Dealers fight paperwork to cope with O2’s new commission scheme

The first critical three month period for O2’s dealer revenue share scheme has elapsed, with a mixed response from dealers and distributors.

 Some have welcomed the transparency it gives dealers on customer spending, but several others have cited the heavy burden of paperwork required to reconcile the data.

 At the centre of the new workload faced by O2’s dealers is calculating how much every customer has spent, and whether it is above or below the magic £40 per month level (see below).

 It has led to complaints from some dealers that they’ve had to invest in new systems to cope with the paperwork.

O2 first announced and presented details of its revenue share plans to dealers and distributors in the autumn of last year.

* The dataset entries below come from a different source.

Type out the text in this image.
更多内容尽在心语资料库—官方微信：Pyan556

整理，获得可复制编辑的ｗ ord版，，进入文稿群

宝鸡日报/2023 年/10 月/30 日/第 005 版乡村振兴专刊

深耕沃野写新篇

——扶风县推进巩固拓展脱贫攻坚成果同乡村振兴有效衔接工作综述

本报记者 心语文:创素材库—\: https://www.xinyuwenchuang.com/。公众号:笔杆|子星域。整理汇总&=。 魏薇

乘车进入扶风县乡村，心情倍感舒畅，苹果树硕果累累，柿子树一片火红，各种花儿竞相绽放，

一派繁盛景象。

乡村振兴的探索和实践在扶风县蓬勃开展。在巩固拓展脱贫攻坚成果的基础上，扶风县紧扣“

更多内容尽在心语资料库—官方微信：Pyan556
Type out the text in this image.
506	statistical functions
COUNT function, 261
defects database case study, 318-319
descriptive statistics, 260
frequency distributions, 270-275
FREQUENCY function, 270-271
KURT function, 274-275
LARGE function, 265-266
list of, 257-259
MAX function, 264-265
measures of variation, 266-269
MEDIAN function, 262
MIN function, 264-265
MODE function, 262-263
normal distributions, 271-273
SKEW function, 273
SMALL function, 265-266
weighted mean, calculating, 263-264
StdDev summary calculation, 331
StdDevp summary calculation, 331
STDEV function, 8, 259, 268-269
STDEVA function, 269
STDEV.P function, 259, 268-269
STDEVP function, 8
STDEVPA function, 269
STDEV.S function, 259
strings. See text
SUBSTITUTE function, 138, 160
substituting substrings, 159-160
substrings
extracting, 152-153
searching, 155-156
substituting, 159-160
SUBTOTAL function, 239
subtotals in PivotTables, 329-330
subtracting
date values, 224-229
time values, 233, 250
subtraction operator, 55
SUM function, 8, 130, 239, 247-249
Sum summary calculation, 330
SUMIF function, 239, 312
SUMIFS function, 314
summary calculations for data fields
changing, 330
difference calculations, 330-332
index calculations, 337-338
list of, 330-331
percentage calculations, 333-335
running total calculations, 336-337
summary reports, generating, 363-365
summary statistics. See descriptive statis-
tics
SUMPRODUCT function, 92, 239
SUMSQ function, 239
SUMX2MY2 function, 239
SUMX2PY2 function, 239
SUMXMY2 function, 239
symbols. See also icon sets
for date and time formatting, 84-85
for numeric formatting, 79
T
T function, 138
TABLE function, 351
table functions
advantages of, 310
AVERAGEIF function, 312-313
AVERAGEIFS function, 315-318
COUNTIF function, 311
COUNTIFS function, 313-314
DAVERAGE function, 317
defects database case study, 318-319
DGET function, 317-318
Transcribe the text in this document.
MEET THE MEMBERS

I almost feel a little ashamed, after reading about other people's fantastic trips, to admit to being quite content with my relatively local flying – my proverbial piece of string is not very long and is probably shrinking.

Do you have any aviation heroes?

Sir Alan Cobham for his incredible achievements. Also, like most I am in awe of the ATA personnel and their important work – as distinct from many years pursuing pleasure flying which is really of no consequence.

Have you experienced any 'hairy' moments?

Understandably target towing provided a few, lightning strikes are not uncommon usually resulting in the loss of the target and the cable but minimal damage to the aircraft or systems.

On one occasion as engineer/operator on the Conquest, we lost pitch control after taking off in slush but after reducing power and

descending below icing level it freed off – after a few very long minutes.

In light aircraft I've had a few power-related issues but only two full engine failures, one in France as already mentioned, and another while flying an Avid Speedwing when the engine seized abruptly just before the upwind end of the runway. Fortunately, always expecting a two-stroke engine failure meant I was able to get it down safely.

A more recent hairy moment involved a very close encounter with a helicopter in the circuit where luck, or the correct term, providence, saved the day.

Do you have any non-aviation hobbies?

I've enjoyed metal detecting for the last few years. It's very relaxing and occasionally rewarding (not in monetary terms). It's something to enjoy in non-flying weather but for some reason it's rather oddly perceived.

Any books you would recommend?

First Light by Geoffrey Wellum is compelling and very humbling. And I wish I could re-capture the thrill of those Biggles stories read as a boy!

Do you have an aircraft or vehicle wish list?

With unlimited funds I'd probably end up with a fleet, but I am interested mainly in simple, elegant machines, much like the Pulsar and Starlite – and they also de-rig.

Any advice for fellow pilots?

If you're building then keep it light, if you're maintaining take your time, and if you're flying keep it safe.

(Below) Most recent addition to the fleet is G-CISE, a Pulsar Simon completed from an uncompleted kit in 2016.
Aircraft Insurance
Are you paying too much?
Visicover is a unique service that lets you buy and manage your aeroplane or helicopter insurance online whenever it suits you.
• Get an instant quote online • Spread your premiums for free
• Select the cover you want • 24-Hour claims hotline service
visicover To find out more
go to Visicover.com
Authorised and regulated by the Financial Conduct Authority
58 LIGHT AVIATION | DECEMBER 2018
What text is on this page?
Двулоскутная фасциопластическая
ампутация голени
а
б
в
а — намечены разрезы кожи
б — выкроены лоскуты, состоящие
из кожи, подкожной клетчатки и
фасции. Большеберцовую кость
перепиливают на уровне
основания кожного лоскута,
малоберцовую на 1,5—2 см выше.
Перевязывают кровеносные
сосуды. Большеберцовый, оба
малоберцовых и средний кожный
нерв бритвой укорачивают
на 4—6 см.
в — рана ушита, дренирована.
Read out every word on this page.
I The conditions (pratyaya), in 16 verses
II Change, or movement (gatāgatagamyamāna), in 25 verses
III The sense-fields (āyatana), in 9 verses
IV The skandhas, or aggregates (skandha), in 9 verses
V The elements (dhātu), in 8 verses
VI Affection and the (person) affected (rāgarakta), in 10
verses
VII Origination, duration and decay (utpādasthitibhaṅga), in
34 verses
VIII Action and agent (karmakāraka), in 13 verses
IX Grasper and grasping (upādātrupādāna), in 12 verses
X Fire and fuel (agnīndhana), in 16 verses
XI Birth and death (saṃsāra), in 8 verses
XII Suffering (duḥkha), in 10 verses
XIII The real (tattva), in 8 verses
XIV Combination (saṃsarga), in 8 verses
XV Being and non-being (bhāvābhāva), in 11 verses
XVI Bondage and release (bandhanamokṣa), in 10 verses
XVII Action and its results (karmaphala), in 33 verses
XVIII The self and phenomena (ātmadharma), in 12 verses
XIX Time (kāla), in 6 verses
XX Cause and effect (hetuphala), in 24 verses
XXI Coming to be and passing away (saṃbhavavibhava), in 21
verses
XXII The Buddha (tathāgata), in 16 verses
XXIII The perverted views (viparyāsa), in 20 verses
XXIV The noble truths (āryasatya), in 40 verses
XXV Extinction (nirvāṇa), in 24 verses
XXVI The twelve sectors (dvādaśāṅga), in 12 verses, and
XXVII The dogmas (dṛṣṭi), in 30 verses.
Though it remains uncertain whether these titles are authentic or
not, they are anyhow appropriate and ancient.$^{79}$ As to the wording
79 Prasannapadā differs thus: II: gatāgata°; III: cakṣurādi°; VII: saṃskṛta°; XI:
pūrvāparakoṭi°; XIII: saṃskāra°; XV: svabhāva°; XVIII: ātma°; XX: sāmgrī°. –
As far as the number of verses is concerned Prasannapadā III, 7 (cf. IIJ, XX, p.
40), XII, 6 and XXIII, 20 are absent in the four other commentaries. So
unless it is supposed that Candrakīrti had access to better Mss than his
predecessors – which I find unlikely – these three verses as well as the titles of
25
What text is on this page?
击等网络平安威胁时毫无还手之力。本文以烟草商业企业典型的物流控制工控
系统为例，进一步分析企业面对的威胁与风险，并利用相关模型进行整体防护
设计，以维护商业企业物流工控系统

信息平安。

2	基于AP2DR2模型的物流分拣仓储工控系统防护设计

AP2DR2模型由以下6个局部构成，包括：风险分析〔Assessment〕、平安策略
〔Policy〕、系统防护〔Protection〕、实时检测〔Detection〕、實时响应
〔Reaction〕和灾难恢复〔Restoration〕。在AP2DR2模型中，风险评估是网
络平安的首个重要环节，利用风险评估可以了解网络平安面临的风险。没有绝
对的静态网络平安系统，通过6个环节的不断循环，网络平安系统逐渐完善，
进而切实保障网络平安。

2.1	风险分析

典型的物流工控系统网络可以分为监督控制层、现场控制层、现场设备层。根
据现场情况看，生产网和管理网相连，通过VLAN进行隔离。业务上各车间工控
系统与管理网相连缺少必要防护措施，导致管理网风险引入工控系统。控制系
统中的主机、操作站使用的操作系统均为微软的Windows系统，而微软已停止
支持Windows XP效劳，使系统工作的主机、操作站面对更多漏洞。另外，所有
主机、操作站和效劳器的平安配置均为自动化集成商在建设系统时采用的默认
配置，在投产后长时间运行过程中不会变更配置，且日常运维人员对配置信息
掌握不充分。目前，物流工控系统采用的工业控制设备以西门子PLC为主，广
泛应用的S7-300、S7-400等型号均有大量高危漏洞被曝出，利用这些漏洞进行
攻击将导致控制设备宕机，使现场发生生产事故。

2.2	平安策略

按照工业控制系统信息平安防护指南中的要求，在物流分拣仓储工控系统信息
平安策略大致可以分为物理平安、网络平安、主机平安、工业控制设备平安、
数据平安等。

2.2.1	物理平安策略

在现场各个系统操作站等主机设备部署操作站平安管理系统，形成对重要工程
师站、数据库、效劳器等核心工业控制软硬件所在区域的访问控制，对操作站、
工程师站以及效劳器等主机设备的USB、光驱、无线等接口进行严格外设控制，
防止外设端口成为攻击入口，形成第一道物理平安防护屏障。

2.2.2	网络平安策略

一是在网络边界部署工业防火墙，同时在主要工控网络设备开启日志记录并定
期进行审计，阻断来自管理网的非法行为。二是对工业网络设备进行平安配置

 But transparency of customer data has been roundly welcomed by dealers who have previously said it is impossible to secure high spending customers without access to how they spend.

 O2 did not previously give dealers statistics on customer spend, citing the Data Protection Act.

 But now, some dealers have said the weight of data and statistics has led to long hours in the back office, and they have even had to invest in new software and systems as a result, at an unaccounted cost.

One dealer said: ‘We get an Excel spreadsheet with customer figures and there are mistakes that need checking.

‘None of us have been prepared for this change – we have had to change our formula – the administrative burden from the network share is something we weren’t prepared for.’

Another said: ‘Suddenly we require new checks and balances, but we’ve been asking the networks for years to tell us more so we can’t really criticise them now they are.’

One added: ‘If you want to do a share scheme, then you need to work out the figures. It should have been done from day one – people are complicating it.’

O2 dropped upfront commissions in favour of the revenue share scheme in October last year, and was followed by T-Mobile and Orange in April 2009.

An O2 spokeswoman said: ‘Accurate and thorough reporting is essential so our partners can prepare themselves for reconciliation and avoid any surprises. Revenue share delivers long-term stability for our partners by investing appropriately on the contract value of our customers.’

Does ARPU level make revenue share worthwhile?
Dealers are trying to predict low-spending customers, as they barely make a profit for the business under the new scheme, it has been claimed.

O2 has defined customers who spend over its £40 per month average spend as ‘true ups’, and below that level as ‘true downs’.

Dealers said the effort in managing the administration around each customer doesn’t make it viable to serve so-called ‘true down’ customers, and they only break into profit after the minimum 24 month term.

Meanwhile, the money is starting to come in from higher spending customers.
One dealer said: ‘It’s hugely beneficial to be connecting a high-spending customer on O2, but dealers that rely on O2 for the low spenders won’t make money.’